Jakarta – Direktorat Jenderal Perhubungan Darat Kementerian Perhubungan (Ditjen Hubdat Kemenhub) memperkirakan sekitar 143 juta orang akan melakukan perjalanan selama masa Angkutan Lebaran 1447 Hijriah atau tahun 2026. Arus pergerakan diprediksi didominasi perjalanan dari dan menuju Pulau Jawa.
Direktur Jenderal Perhubungan Darat Aan Suhanan mengungkapkan, Jawa Barat menjadi daerah asal terbanyak dengan estimasi 21,52 persen atau sekitar 30,97 juta orang. Sementara itu, Jawa Tengah diproyeksikan sebagai tujuan utama dengan angka 26,90 persen atau sekitar 38,71 juta orang.
“Pergerakan masyarakat tahun ini sangat besar sehingga diperlukan kesiapan sarana, prasarana, serta manajemen lalu lintas yang komprehensif,” ujar Aan saat membuka Rapat Koordinasi Kesiapan Provinsi Jawa Tengah dalam Penyelenggaraan Angkutan Lebaran 2026 di Terminal Tipe A Tirtonadi, Solo, Jawa Tengah, Sabtu (14/2).
Untuk moda angkutan jalan, Ditjen Hubdat menyiapkan 177 terminal yang terdiri atas 115 Terminal Tipe A dan 62 Terminal Tipe B. Selain itu, tersedia 48 Unit Pelaksana Penimbangan Kendaraan Bermotor (UPPKB) yang akan difungsikan sebagai rest area, serta 31.345 unit bus. Armada tersebut mencakup 11.639 bus AKAP, 63 angkutan lintas batas negara, 17.850 bus pariwisata, dan 1.793 kendaraan antar jemput antarprovinsi.
Di sektor penyeberangan, disiapkan 72 dermaga, 254 kapal, 29 pelabuhan, serta 15 lintasan untuk mendukung mobilitas antarwilayah kepulauan.

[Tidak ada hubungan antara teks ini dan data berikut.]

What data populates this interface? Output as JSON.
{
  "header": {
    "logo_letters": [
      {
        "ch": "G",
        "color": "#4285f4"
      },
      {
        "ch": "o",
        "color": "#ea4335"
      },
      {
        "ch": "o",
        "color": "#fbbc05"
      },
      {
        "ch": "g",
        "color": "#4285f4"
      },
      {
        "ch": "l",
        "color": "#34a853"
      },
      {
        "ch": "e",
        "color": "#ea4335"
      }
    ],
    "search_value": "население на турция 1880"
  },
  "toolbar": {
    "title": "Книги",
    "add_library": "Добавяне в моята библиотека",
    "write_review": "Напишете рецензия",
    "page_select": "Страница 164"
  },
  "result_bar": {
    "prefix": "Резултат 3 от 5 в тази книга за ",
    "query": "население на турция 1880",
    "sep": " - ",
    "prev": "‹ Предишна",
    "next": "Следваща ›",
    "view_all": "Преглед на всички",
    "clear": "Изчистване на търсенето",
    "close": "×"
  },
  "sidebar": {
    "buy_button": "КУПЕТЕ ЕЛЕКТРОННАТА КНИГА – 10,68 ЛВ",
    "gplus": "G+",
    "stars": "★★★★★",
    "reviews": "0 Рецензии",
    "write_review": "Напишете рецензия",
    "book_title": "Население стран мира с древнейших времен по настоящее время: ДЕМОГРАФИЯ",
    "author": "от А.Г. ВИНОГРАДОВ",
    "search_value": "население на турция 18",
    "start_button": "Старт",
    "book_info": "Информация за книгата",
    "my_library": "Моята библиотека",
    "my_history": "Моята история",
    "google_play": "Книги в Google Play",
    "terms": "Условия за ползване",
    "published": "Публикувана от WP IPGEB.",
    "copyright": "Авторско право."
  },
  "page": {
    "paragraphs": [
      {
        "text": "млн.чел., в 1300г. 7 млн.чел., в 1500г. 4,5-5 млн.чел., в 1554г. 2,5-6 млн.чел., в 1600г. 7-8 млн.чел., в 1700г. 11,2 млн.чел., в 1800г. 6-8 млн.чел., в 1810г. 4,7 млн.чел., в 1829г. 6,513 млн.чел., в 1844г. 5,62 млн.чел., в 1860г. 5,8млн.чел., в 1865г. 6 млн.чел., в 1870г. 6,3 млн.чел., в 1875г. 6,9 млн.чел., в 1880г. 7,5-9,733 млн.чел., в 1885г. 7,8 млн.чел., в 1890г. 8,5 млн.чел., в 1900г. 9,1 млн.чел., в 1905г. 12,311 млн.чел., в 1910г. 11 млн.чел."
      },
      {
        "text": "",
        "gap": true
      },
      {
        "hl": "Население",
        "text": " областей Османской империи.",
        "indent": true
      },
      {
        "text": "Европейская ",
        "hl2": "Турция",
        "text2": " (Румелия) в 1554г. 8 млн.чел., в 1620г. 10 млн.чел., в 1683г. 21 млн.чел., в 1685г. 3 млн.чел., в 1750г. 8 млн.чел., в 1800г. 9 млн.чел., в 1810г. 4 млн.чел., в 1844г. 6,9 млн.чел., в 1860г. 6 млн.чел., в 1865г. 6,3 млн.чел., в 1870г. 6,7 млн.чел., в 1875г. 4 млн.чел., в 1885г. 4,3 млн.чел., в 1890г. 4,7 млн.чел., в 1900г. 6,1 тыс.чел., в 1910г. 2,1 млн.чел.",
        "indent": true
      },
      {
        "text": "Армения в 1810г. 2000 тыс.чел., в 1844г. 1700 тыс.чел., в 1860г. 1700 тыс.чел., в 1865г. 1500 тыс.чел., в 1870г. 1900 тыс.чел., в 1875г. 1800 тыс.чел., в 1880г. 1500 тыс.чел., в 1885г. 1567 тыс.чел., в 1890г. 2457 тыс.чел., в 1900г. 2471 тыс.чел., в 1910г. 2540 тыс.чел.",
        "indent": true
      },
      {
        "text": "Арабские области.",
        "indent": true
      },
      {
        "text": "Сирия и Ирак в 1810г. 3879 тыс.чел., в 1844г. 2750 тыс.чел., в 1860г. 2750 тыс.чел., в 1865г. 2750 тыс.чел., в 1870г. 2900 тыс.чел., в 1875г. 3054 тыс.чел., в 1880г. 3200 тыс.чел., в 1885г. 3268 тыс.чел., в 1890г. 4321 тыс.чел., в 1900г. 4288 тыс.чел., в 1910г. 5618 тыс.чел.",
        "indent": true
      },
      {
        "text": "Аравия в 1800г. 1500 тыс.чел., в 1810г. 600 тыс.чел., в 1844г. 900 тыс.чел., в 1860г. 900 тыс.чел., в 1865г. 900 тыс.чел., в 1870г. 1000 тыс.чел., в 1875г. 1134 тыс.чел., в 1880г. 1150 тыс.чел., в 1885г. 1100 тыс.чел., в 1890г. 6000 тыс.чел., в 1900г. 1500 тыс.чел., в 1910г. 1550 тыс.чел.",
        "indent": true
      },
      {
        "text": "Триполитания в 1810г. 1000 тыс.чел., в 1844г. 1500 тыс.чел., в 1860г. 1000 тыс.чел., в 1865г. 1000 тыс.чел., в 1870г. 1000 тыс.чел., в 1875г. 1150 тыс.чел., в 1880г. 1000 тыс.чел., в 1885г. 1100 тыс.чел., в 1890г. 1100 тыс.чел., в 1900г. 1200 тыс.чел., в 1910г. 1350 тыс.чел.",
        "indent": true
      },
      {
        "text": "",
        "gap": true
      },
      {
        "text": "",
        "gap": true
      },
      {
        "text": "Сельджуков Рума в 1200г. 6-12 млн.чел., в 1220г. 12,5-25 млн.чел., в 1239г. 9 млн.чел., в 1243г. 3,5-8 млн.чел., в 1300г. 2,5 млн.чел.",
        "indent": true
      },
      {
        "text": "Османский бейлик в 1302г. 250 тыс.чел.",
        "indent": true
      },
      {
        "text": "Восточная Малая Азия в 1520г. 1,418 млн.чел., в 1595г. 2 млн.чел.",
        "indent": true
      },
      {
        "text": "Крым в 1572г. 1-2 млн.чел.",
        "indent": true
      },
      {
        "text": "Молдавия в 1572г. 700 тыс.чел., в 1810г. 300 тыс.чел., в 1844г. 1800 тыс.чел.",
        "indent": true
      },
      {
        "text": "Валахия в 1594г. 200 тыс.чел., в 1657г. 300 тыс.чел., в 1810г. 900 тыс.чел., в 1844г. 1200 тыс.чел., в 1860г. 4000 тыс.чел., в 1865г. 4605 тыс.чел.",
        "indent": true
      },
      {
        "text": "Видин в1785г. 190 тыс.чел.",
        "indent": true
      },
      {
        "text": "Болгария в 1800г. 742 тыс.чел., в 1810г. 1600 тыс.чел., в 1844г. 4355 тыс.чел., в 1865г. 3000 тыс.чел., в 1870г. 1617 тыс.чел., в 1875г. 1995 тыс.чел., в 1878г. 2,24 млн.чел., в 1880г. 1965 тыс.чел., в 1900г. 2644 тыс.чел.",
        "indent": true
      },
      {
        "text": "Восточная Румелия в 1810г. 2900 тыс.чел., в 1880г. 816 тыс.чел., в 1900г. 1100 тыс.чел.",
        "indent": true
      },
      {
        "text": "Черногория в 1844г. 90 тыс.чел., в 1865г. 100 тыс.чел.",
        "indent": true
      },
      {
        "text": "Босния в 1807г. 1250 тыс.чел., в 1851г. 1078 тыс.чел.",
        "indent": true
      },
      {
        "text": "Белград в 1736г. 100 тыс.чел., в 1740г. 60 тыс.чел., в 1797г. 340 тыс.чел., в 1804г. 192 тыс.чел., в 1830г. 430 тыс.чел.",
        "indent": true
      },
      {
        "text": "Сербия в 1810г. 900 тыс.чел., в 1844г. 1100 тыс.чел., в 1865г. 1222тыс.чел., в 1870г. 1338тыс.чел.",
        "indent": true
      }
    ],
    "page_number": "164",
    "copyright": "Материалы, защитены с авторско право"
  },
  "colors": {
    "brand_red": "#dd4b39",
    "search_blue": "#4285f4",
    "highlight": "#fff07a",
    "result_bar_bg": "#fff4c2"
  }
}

Pemerintah juga menggandeng kepolisian dan pemerintah daerah untuk memanfaatkan sejumlah masjid di Kota Tegal, Kabupaten Tegal, Kota Pekalongan, Kabupaten Batang, Kabupaten Kendal, Semarang, Purworejo, dan Kebumen sebagai rest area alternatif, selain optimalisasi UPPKB.
Pemeriksaan keselamatan (rampcheck) armada bus akan dilaksanakan mulai 23 Februari hingga 29 Maret 2026, baik di pool maupun terminal. Langkah ini bertujuan memastikan setiap kendaraan memenuhi standar teknis dan laik jalan sebelum beroperasi.
Upaya tersebut difokuskan untuk menekan risiko kecelakaan, khususnya di jalur wisata dengan karakteristik geografis ekstrem seperti tanjakan, turunan panjang, tikungan tajam, dan ruas jalan sempit.
Ditjen Hubdat turut berkoordinasi dengan Korlantas Polri dan Kementerian Pekerjaan Umum dalam penyusunan Surat Keputusan Bersama mengenai manajemen serta rekayasa lalu lintas. Kebijakan itu meliputi pembatasan operasional angkutan barang, penerapan sistem one way, contra flow, ganjil-genap, hingga pengaturan arus ke pelabuhan utama seperti Pelabuhan Merak, Pelabuhan Bakauheni, Pelabuhan Ketapang, dan Pelabuhan Gilimanuk.
Menurut Aan, pembatasan angkutan barang dilakukan untuk menjaga keselamatan pemudik sekaligus memastikan arus lalu lintas tetap lancar tanpa mengganggu distribusi logistik.
Sebagai dukungan tambahan, pemerintah menyiapkan 401 unit bus untuk program mudik gratis dengan kapasitas 15.834 penumpang serta delapan truk yang mampu mengangkut 240 sepeda motor. Program ini melayani 34 kota tujuan di Jawa Tengah, Jawa Barat, Jawa Timur, dan Sumatera, dengan pendaftaran dibuka mulai 1 Maret 2026.
Selain itu, Ditjen Hubdat juga meninjau kesiapan jalur tol fungsional Jogja–Bawen Seksi 6 yang direncanakan beroperasi sementara saat Lebaran. Ruas sepanjang 4,9 kilometer dari Exit Bawen menuju Exit Ambarawa tersebut telah mencapai progres fisik lebih dari 90 persen dan diperkirakan dapat memangkas waktu tempuh 20–30 menit menuju Magelang atau Muntilan.
Uji laik fungsi jalan tol dijadwalkan pada 8 Maret 2026 dengan melibatkan unsur kepolisian, Bina Marga, Ditjen Hubdat, dan pengelola jalan tol guna memastikan aspek keselamatan terpenuhi sebelum digunakan masyarakat.